Con el paso del tiempo, el interés por estas casas dejó de ser solo por el atractivo del acero corrugado y comenzó a enfocarse en la necesidad real de replantear el tamaño y la flexibilidad del espacio vital. Así, el verdadero valor de este fenómeno fue abrir camino a alternativas como las casas pequeñas y la arquitectura modular flexible, centrada en las personas y no en la rigidez del objeto arquitectónico.
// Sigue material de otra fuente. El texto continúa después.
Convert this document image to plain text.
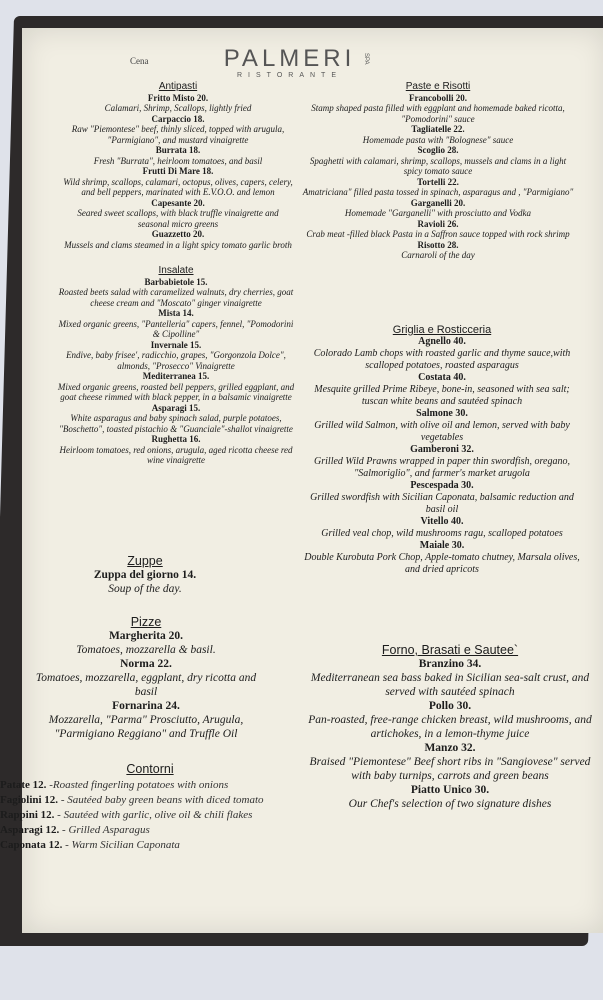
Cena	PALMERI
RISTORANTE
SPA
Antipasti
Fritto Misto 20.
Calamari, Shrimp, Scallops, lightly fried
Carpaccio 18.
Raw "Piemontese" beef, thinly sliced, topped with arugula, "Parmigiano", and mustard vinaigrette
Burrata 18.
Fresh "Burrata", heirloom tomatoes, and basil
Frutti Di Mare 18.
Wild shrimp, scallops, calamari, octopus, olives, capers, celery, and bell peppers, marinated with E.V.O.O. and lemon
Capesante 20.
Seared sweet scallops, with black truffle vinaigrette and seasonal micro greens
Guazzetto 20.
Mussels and clams steamed in a light spicy tomato garlic broth
Insalate
Barbabietole 15.
Roasted beets salad with caramelized walnuts, dry cherries, goat cheese cream and "Moscato" ginger vinaigrette
Mista 14.
Mixed organic greens, "Pantelleria" capers, fennel, "Pomodorini & Cipolline"
Invernale 15.
Endive, baby frisee', radicchio, grapes, "Gorgonzola Dolce", almonds, "Prosecco" Vinaigrette
Mediterranea 15.
Mixed organic greens, roasted bell peppers, grilled eggplant, and goat cheese rimmed with black pepper, in a balsamic vinaigrette
Asparagi 15.
White asparagus and baby spinach salad, purple potatoes, "Boschetto", toasted pistachio & "Guanciale"-shallot vinaigrette
Rughetta 16.
Heirloom tomatoes, red onions, arugula, aged ricotta cheese red wine vinaigrette
Zuppe
Zuppa del giorno 14.
Soup of the day.
Pizze
Margherita 20.
Tomatoes, mozzarella & basil.
Norma 22.
Tomatoes, mozzarella, eggplant, dry ricotta and basil
Fornarina 24.
Mozzarella, "Parma" Prosciutto, Arugula, "Parmigiano Reggiano" and Truffle Oil
Paste e Risotti
Francobolli 20.
Stamp shaped pasta filled with eggplant and homemade baked ricotta, "Pomodorini" sauce
Tagliatelle 22.
Homemade pasta with "Bolognese" sauce
Scoglio 28.
Spaghetti with calamari, shrimp, scallops, mussels and clams in a light spicy tomato sauce
Tortelli 22.
Amatriciana" filled pasta tossed in spinach, asparagus and , "Parmigiano"
Garganelli 20.
Homemade "Garganelli" with prosciutto and Vodka
Ravioli 26.
Crab meat -filled black Pasta in a Saffron sauce topped with rock shrimp
Risotto 28.
Carnaroli of the day
Griglia e Rosticceria
Agnello 40.
Colorado Lamb chops with roasted garlic and thyme sauce,with scalloped potatoes, roasted asparagus
Costata 40.
Mesquite grilled Prime Ribeye, bone-in, seasoned with sea salt; tuscan white beans and sautéed spinach
Salmone 30.
Grilled wild Salmon, with olive oil and lemon, served with baby vegetables
Gamberoni 32.
Grilled Wild Prawns wrapped in paper thin swordfish, oregano, "Salmoriglio", and farmer's market arugola
Pescespada 30.
Grilled swordfish with Sicilian Caponata, balsamic reduction and basil oil
Vitello 40.
Grilled veal chop, wild mushrooms ragu, scalloped potatoes
Maiale 30.
Double Kurobuta Pork Chop, Apple-tomato chutney, Marsala olives, and dried apricots
Forno, Brasati e Sautee`
Branzino 34.
Mediterranean sea bass baked in Sicilian sea-salt crust, and served with sautéed spinach
Pollo 30.
Pan-roasted, free-range chicken breast, wild mushrooms, and artichokes, in a lemon-thyme juice
Manzo 32.
Braised "Piemontese" Beef short ribs in "Sangiovese" served with baby turnips, carrots and green beans
Piatto Unico 30.
Our Chef's selection of two signature dishes
Contorni
Patate 12. -Roasted fingerling potatoes with onions
Fagiolini 12. - Sautéed baby green beans with diced tomato
Rappini 12. - Sautéed with garlic, olive oil & chili flakes
Asparagi 12. - Grilled Asparagus
Caponata 12. - Warm Sicilian Caponata
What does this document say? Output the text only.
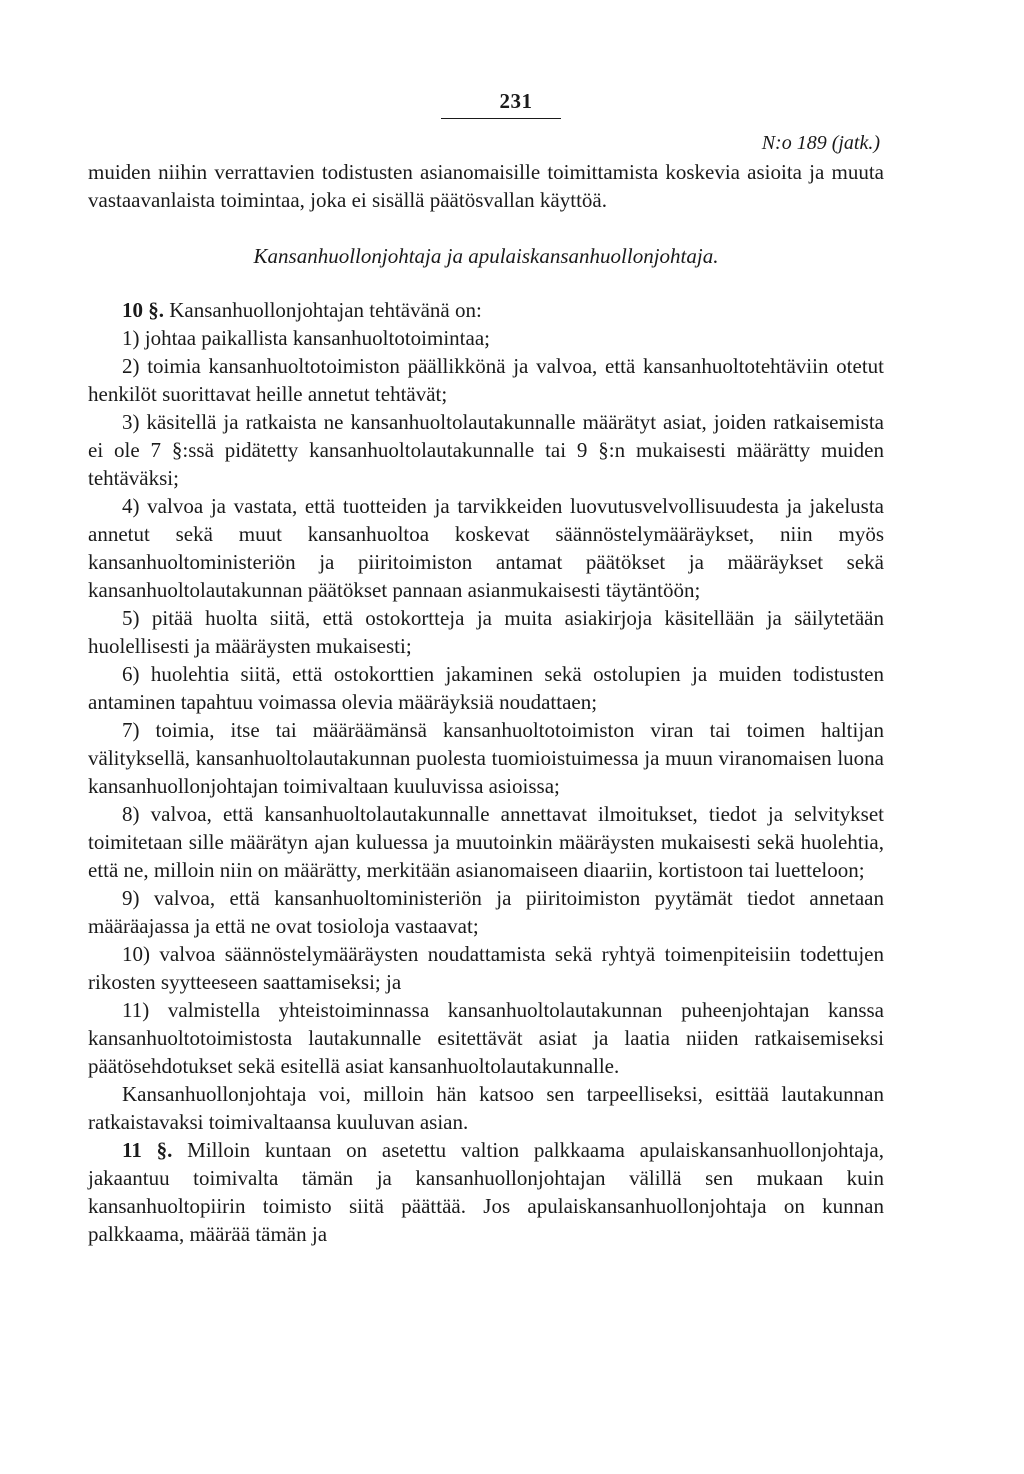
231
N:o 189 (jatk.)

muiden niihin verrattavien todistusten asianomaisille toimittamista koskevia asioita ja muuta vastaavanlaista toimintaa, joka ei sisällä päätösvallan käyttöä.

Kansanhuollonjohtaja ja apulaiskansanhuollonjohtaja.

10 §. Kansanhuollonjohtajan tehtävänä on:

1) johtaa paikallista kansanhuoltotoimintaa;

2) toimia kansanhuoltotoimiston päällikkönä ja valvoa, että kansanhuoltotehtäviin otetut henkilöt suorittavat heille annetut tehtävät;

3) käsitellä ja ratkaista ne kansanhuoltolautakunnalle määrätyt asiat, joiden ratkaisemista ei ole 7 §:ssä pidätetty kansanhuoltolautakunnalle tai 9 §:n mukaisesti määrätty muiden tehtäväksi;

4) valvoa ja vastata, että tuotteiden ja tarvikkeiden luovutusvelvollisuudesta ja jakelusta annetut sekä muut kansanhuoltoa koskevat säännöstelymääräykset, niin myös kansanhuoltoministeriön ja piiritoimiston antamat päätökset ja määräykset sekä kansanhuoltolautakunnan päätökset pannaan asianmukaisesti täytäntöön;

5) pitää huolta siitä, että ostokortteja ja muita asiakirjoja käsitellään ja säilytetään huolellisesti ja määräysten mukaisesti;

6) huolehtia siitä, että ostokorttien jakaminen sekä ostolupien ja muiden todistusten antaminen tapahtuu voimassa olevia määräyksiä noudattaen;

7) toimia, itse tai määräämänsä kansanhuoltotoimiston viran tai toimen haltijan välityksellä, kansanhuoltolautakunnan puolesta tuomioistuimessa ja muun viranomaisen luona kansanhuollonjohtajan toimivaltaan kuuluvissa asioissa;

8) valvoa, että kansanhuoltolautakunnalle annettavat ilmoitukset, tiedot ja selvitykset toimitetaan sille määrätyn ajan kuluessa ja muutoinkin määräysten mukaisesti sekä huolehtia, että ne, milloin niin on määrätty, merkitään asianomaiseen diaariin, kortistoon tai luetteloon;

9) valvoa, että kansanhuoltoministeriön ja piiritoimiston pyytämät tiedot annetaan määräajassa ja että ne ovat tosioloja vastaavat;

10) valvoa säännöstelymääräysten noudattamista sekä ryhtyä toimenpiteisiin todettujen rikosten syytteeseen saattamiseksi; ja

11) valmistella yhteistoiminnassa kansanhuoltolautakunnan puheenjohtajan kanssa kansanhuoltotoimistosta lautakunnalle esitettävät asiat ja laatia niiden ratkaisemiseksi päätösehdotukset sekä esitellä asiat kansanhuoltolautakunnalle.

Kansanhuollonjohtaja voi, milloin hän katsoo sen tarpeelliseksi, esittää lautakunnan ratkaistavaksi toimivaltaansa kuuluvan asian.

11 §. Milloin kuntaan on asetettu valtion palkkaama apulaiskansanhuollonjohtaja, jakaantuu toimivalta tämän ja kansanhuollonjohtajan välillä sen mukaan kuin kansanhuoltopiirin toimisto siitä päättää. Jos apulaiskansanhuollonjohtaja on kunnan palkkaama, määrää tämän ja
Actualmente, el uso de contenedores completos se reserva para casos puntuales, como instalaciones temporales, proyectos experimentales o arquitectura de emergencia cuando el material está disponible en el lugar. Para viviendas permanentes, los expertos recomiendan sistemas diseñados desde cero para habitar, que ofrecen mayor libertad de diseño y mejor rendimiento ambiental.
El debate ya no se centra en si un contenedor puede funcionar como casa, sino en cómo crear estructuras modulares versátiles que evolucionen con el estilo de vida de sus habitantes.
Las casas container en Argentina
Un ejemplo concreto es la “Casa Container” ubicada a 12 minutos del centro de Neuquén, un proyecto a cargo de los arquitectos Federico Forestier y Gastón Golia, egresados de la UBA. Ambos reconocieron que construir con contenedores fue un desafío técnico que requirió mucha investigación y trabajo para garantizar el confort y la habitabilidad.
Federico recordó que enfrentaron problemas como el aislamiento frente a temperaturas extremas, desde heladas de -10°C hasta veranos de 40°C, y vientos fuertes. Para ello, usaron distintos materiales para frío y calor, ruptores de puente térmico y cámaras de aire ventiladas para mantener la temperatura estable. Además, cubrieron los techos con decks de madera y optaron por un sistema de climatización fan coil, poco común en Argentina, que circula agua caliente o fría para reducir costos.
El proceso de construcción incluyó cortar y soldar contenedores en un galpón en Plottier, cuidar las caras menos oxidadas para las uniones, y reforzar estructuralmente los módulos, con columnas ocultas dentro de los muros de dormitorios. El terreno también requirió trabajos previos, como fundaciones y rellenos, ya que estaba unos dos metros por debajo de la calle.
Tras meses de trabajo intenso, con soldaduras, pintura automotriz y trámites, la familia pudo mudarse en febrero de 2022. Luego, avanzaron con el cerramiento del lote, gaviones de piedra, tabiques de hormigón, veredas, pileta, parquizado y una parrilla metálica con chimeneas de chapa, completando así la vivienda.